To make the simple syrup add 2 parts honey to one part hot water and mix until dissolved. Add the Applejack, Fernet, and Japanese Knotweed honey simple syrup to a shaker with ice and shake gently until mixed. Strain into an Old-Fashioned glass half-filled with ice and top with ginger beer.


Spiker’s Shrubs

spikersOver at Corner Stalk Farm in the Market, you can find Spiker’s Shrubs, founded by Kate Broughton and based in Amesbury, MA. Corner Stalk’s East Boston-grown Italian basil plays a main part in Broughton’s number one-selling Pineapple Basil shrub. Shrubs— infusions of fruit, vinegar and sugar— can run syrup-y, but Broughton likens Spiker’s to “drinking vinegars.” She explains, “We don’t cook our shrubs. Cooking produces somewhat of a ‘jammy’ taste, and it also creates a cloudier, darker and thicker liquid.” Her apple cider fruit vinegars are cold-processed for a resulting “almost cellophane-like clarity” that keeps a cocktail bright and beautiful, more so than a murky acid like lemon or lime juice. The fruit shrubs work just as well in mocktails but below you’ll find a boozy concoction using Boston Harbor Distillery’s local spirits.

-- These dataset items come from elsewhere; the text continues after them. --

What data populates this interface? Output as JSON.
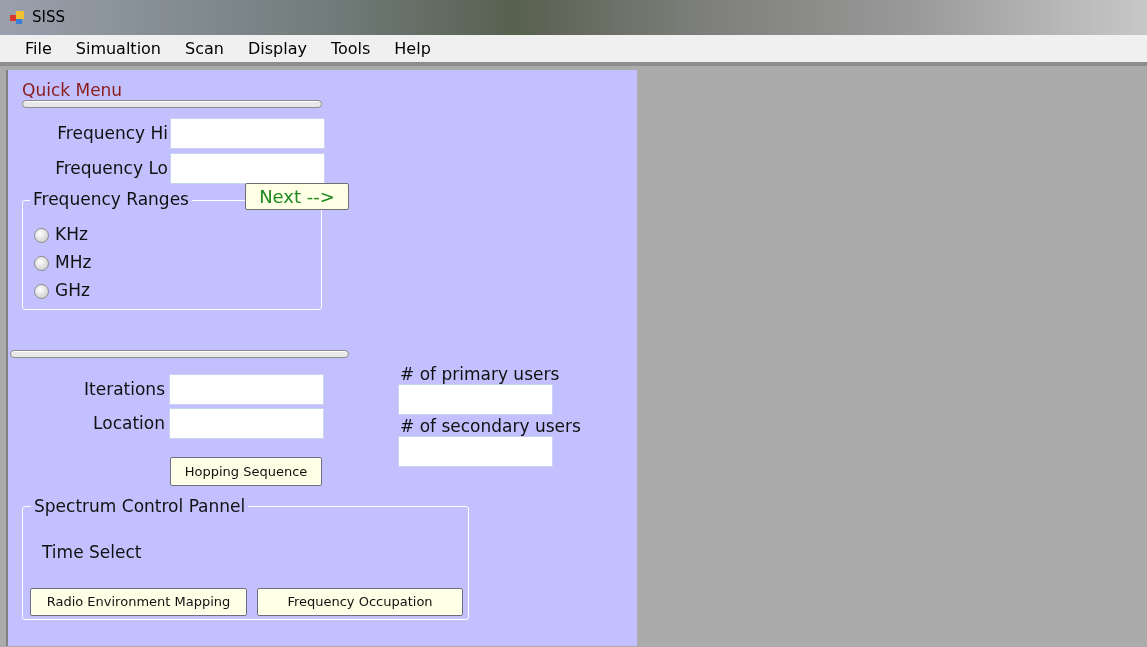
{
  "window": {
    "title": "SISS"
  },
  "menu": [
    "File",
    "Simualtion",
    "Scan",
    "Display",
    "Tools",
    "Help"
  ],
  "quick_menu": {
    "title": "Quick Menu",
    "fields": [
      {
        "label": "Frequency Hi"
      },
      {
        "label": "Frequency Lo"
      }
    ],
    "next_button": "Next -->",
    "frequency_ranges": {
      "title": "Frequency Ranges",
      "options": [
        {
          "label": "KHz",
          "selected": false
        },
        {
          "label": "MHz",
          "selected": false
        },
        {
          "label": "GHz",
          "selected": false
        }
      ]
    }
  },
  "simulation": {
    "fields": [
      {
        "label": "Iterations"
      },
      {
        "label": "Location"
      }
    ],
    "hopping_button": "Hopping Sequence",
    "user_fields": [
      {
        "label": "# of primary users"
      },
      {
        "label": "# of secondary users"
      }
    ]
  },
  "spectrum_panel": {
    "title": "Spectrum Control Pannel",
    "time_label": "Time Select",
    "buttons": [
      "Radio Environment Mapping",
      "Frequency Occupation"
    ]
  }
}
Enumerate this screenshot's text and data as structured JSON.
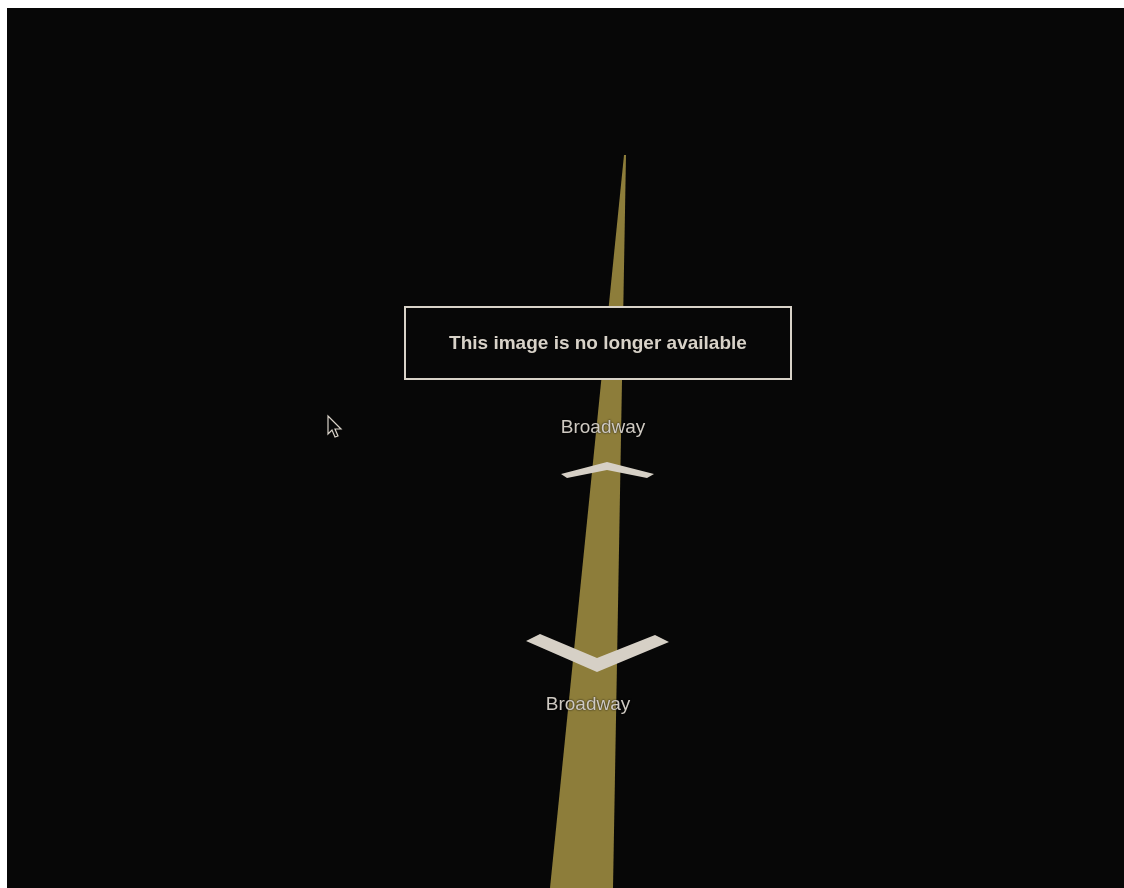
{
  "message": "This image is no longer available",
  "street_labels": [
    {
      "text": "Broadway"
    },
    {
      "text": "Broadway"
    }
  ]
}
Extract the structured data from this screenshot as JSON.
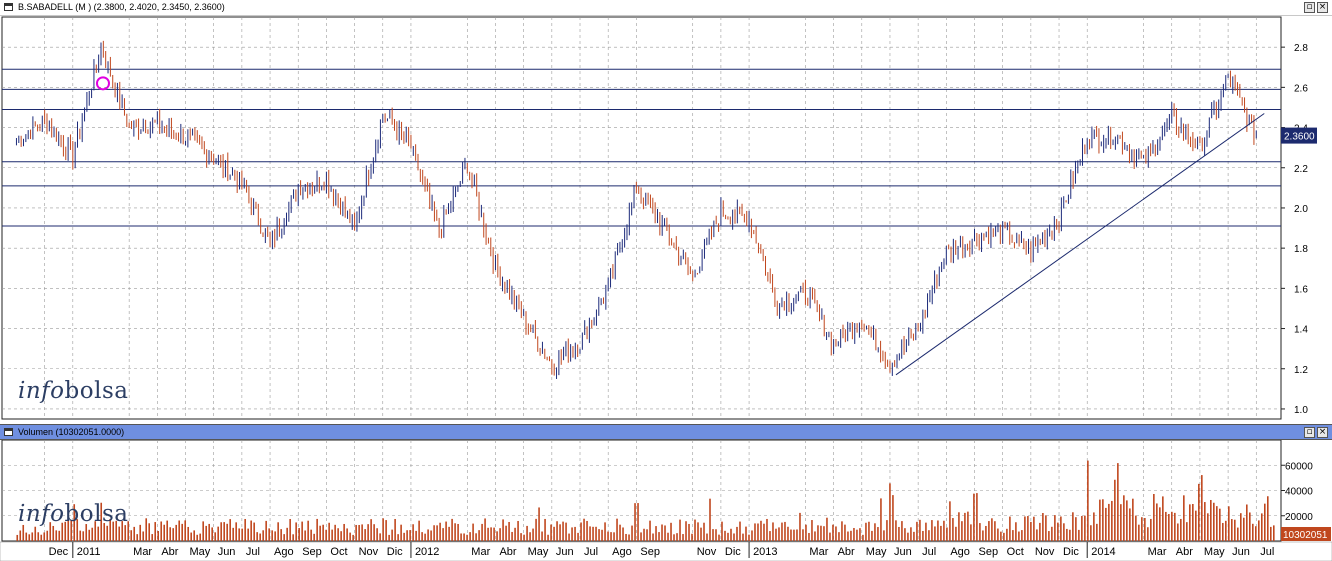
{
  "price_panel": {
    "title": "B.SABADELL (M ) (2.3800, 2.4020, 2.3450, 2.3600)",
    "last_price_label": "2.3600"
  },
  "volume_panel": {
    "title": "Volumen (10302051.0000)",
    "last_volume_label": "10302051"
  },
  "watermark": {
    "part1": "info",
    "part2": "bolsa"
  },
  "window_buttons": {
    "minimize": "▫",
    "close": "×"
  },
  "colors": {
    "candle": "#c0471e",
    "candle_up": "#1c2a7a",
    "grid": "#9a9a9a",
    "hline": "#1c2a6e",
    "trendline": "#1c2a6e",
    "marker": "#e000e0",
    "price_badge": "#1c2a6e",
    "volume_bar": "#c0471e",
    "volume_badge": "#c0471e",
    "title_bar": "#6f8fe0"
  },
  "chart_data": [
    {
      "type": "candlestick",
      "title": "B.SABADELL (M ) (2.3800, 2.4020, 2.3450, 2.3600)",
      "y_range": [
        0.95,
        2.95
      ],
      "y_ticks": [
        "2.8",
        "2.6",
        "2.4",
        "2.2",
        "2.0",
        "1.8",
        "1.6",
        "1.4",
        "1.2",
        "1.0"
      ],
      "y_tick_values": [
        2.8,
        2.6,
        2.4,
        2.2,
        2.0,
        1.8,
        1.6,
        1.4,
        1.2,
        1.0
      ],
      "grid": true,
      "x_ticks": [
        "Dec",
        "2011",
        "Mar",
        "Abr",
        "May",
        "Jun",
        "Jul",
        "Ago",
        "Sep",
        "Oct",
        "Nov",
        "Dic",
        "2012",
        "Mar",
        "Abr",
        "May",
        "Jun",
        "Jul",
        "Ago",
        "Sep",
        "Nov",
        "Dic",
        "2013",
        "Mar",
        "Abr",
        "May",
        "Jun",
        "Jul",
        "Ago",
        "Sep",
        "Oct",
        "Nov",
        "Dic",
        "2014",
        "Mar",
        "Abr",
        "May",
        "Jun",
        "Jul"
      ],
      "horizontal_levels": [
        2.69,
        2.59,
        2.49,
        2.23,
        2.11,
        1.91
      ],
      "trendline": {
        "from": [
          "2013-06",
          1.17
        ],
        "to": [
          "2014-07",
          2.47
        ]
      },
      "marker": {
        "date": "2011-02",
        "value": 2.62
      },
      "close_series": [
        [
          "2010-11",
          2.33
        ],
        [
          "2010-12",
          2.44
        ],
        [
          "2011-01",
          2.26
        ],
        [
          "2011-02",
          2.8
        ],
        [
          "2011-02b",
          2.6
        ],
        [
          "2011-03",
          2.4
        ],
        [
          "2011-04",
          2.42
        ],
        [
          "2011-05",
          2.35
        ],
        [
          "2011-06",
          2.25
        ],
        [
          "2011-07",
          2.12
        ],
        [
          "2011-08",
          1.82
        ],
        [
          "2011-09",
          2.1
        ],
        [
          "2011-10",
          2.14
        ],
        [
          "2011-11",
          1.9
        ],
        [
          "2011-12",
          2.47
        ],
        [
          "2012-01",
          2.3
        ],
        [
          "2012-02",
          1.88
        ],
        [
          "2012-03",
          2.22
        ],
        [
          "2012-04",
          1.7
        ],
        [
          "2012-05",
          1.45
        ],
        [
          "2012-06",
          1.22
        ],
        [
          "2012-07",
          1.33
        ],
        [
          "2012-08",
          1.6
        ],
        [
          "2012-09",
          2.1
        ],
        [
          "2012-10",
          1.9
        ],
        [
          "2012-11",
          1.66
        ],
        [
          "2012-12",
          1.98
        ],
        [
          "2013-01",
          1.95
        ],
        [
          "2013-02",
          1.52
        ],
        [
          "2013-03",
          1.58
        ],
        [
          "2013-04",
          1.32
        ],
        [
          "2013-05",
          1.45
        ],
        [
          "2013-06",
          1.22
        ],
        [
          "2013-07",
          1.4
        ],
        [
          "2013-08",
          1.78
        ],
        [
          "2013-09",
          1.85
        ],
        [
          "2013-10",
          1.88
        ],
        [
          "2013-11",
          1.78
        ],
        [
          "2013-12",
          1.95
        ],
        [
          "2014-01",
          2.35
        ],
        [
          "2014-02",
          2.36
        ],
        [
          "2014-03",
          2.22
        ],
        [
          "2014-04",
          2.45
        ],
        [
          "2014-05",
          2.3
        ],
        [
          "2014-06",
          2.65
        ],
        [
          "2014-07",
          2.36
        ]
      ]
    },
    {
      "type": "bar",
      "title": "Volumen (10302051.0000)",
      "y_range": [
        0,
        80000
      ],
      "y_ticks": [
        "60000",
        "40000",
        "20000"
      ],
      "y_tick_values": [
        60000,
        40000,
        20000
      ],
      "typical_volume": 12000,
      "spikes": [
        [
          "2011-01",
          40000
        ],
        [
          "2011-02",
          33000
        ],
        [
          "2012-09",
          40000
        ],
        [
          "2013-06",
          48000
        ],
        [
          "2013-09",
          45000
        ],
        [
          "2014-01",
          76000
        ],
        [
          "2014-02",
          68000
        ],
        [
          "2014-05",
          55000
        ]
      ]
    }
  ]
}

Raspberry Bergamot Sparkler
1 1/2oz Lawley’s New England Spirit
1/2 oz Spiker’s Raspberry Bergamot Shrub
Prosecco

Combine the spirit and shrub over ice in a shaker tin and shake until chilled. Strain into a flute and top with prosecco, then garnish with fresh raspberry or a lemon twist.

The Boston Public Market is open all year so you can add to your bar mixers as the seasons change. In the meantime, check out the current vendors and shake up a shrub- or honey-enhanced cocktail with New England flair.